Раза два, три он, по-видимому, натыкался на такую неразбериху в деле, что срывался с места и бежал снова мочить полотенца.
Из этих паломничеств к кувшину и тазу он всякий раз возвращался в новом невообразимом головном уборе, и это производило тем более дикое впечатление, что лицо его сохраняло все то же мучительно сосредоточенное выражение.
Наконец шакал приготовил своему льву изрядную порцию свежанины и стал подавать ему кусок за куском.
Лев жевал осторожно и тщательно, время от времени делая какие-то выборки и заметки, а шакал помогал ему и в этом.

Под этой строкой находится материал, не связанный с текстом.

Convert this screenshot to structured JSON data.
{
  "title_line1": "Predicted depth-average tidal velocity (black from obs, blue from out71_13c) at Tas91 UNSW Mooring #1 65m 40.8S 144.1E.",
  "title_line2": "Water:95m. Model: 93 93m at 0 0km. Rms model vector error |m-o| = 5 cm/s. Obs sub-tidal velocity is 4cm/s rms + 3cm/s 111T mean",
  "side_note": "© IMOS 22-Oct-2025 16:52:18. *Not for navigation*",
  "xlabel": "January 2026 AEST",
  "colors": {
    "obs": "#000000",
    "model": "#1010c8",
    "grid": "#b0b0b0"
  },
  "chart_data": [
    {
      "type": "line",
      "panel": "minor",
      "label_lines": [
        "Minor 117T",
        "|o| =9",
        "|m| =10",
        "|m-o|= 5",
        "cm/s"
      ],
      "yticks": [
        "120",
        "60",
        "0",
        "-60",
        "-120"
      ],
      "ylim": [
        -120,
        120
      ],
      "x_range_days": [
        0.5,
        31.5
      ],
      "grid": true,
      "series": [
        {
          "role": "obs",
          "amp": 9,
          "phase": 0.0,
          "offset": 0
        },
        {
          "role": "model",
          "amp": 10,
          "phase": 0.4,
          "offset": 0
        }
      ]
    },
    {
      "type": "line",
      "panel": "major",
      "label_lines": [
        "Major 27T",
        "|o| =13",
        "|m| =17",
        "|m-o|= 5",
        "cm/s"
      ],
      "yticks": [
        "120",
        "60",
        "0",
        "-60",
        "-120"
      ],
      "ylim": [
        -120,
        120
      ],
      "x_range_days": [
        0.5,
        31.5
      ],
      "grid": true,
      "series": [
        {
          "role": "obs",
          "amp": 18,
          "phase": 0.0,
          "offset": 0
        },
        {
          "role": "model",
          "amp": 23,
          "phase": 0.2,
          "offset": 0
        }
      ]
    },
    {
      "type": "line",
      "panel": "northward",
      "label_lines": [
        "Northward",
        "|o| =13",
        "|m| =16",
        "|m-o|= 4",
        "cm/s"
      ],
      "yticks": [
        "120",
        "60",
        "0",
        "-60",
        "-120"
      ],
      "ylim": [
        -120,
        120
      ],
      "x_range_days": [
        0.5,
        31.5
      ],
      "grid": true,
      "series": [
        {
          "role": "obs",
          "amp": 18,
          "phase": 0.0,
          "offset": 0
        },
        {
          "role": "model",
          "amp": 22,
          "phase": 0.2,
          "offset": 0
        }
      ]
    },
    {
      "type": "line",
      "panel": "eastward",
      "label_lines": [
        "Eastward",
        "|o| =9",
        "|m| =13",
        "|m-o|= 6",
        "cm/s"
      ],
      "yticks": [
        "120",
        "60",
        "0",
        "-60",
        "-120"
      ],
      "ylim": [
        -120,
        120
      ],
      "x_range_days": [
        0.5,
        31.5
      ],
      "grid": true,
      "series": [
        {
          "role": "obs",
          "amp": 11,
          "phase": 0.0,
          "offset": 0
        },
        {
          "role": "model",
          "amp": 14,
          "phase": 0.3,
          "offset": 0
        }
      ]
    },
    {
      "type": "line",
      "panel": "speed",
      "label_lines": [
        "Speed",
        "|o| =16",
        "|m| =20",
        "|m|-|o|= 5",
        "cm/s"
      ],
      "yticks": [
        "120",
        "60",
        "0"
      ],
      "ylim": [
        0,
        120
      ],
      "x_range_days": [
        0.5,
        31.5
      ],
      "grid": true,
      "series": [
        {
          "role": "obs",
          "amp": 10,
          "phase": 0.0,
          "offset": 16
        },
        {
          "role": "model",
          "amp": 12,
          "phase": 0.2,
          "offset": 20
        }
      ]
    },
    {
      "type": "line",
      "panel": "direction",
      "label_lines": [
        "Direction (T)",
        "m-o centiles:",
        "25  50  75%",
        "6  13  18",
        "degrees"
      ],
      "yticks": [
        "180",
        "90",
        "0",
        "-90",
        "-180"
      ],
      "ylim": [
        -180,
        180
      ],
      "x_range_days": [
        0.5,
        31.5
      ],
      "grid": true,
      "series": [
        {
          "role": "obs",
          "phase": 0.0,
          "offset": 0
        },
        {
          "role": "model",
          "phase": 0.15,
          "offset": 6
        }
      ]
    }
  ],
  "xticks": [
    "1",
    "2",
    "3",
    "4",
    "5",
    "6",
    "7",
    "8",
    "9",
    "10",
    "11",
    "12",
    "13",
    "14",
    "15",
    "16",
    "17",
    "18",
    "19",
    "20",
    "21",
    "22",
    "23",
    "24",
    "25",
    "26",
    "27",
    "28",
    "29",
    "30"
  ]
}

Когда все, наконец, было прожевано и проглочено, лев опять улегся на диван и, сложив руки на животе, погрузился в размышления.
А шакал, промочив горло и заново оснастив голову мокрыми полотенцами, принялся готовить второе блюдо; потом он опять кусок за куском стал подносить его льву, и когда со всем этим, наконец, было покончено, часы пробили три.
— Ну, теперь, кажется, все, Сидни, — сказал Страйвер. — Дернем-ка по стаканчику пунша.
Шакал стащил с головы полотенца, от которых валил пар, поежился, потянулся, мрачно зевнул и налил стаканы.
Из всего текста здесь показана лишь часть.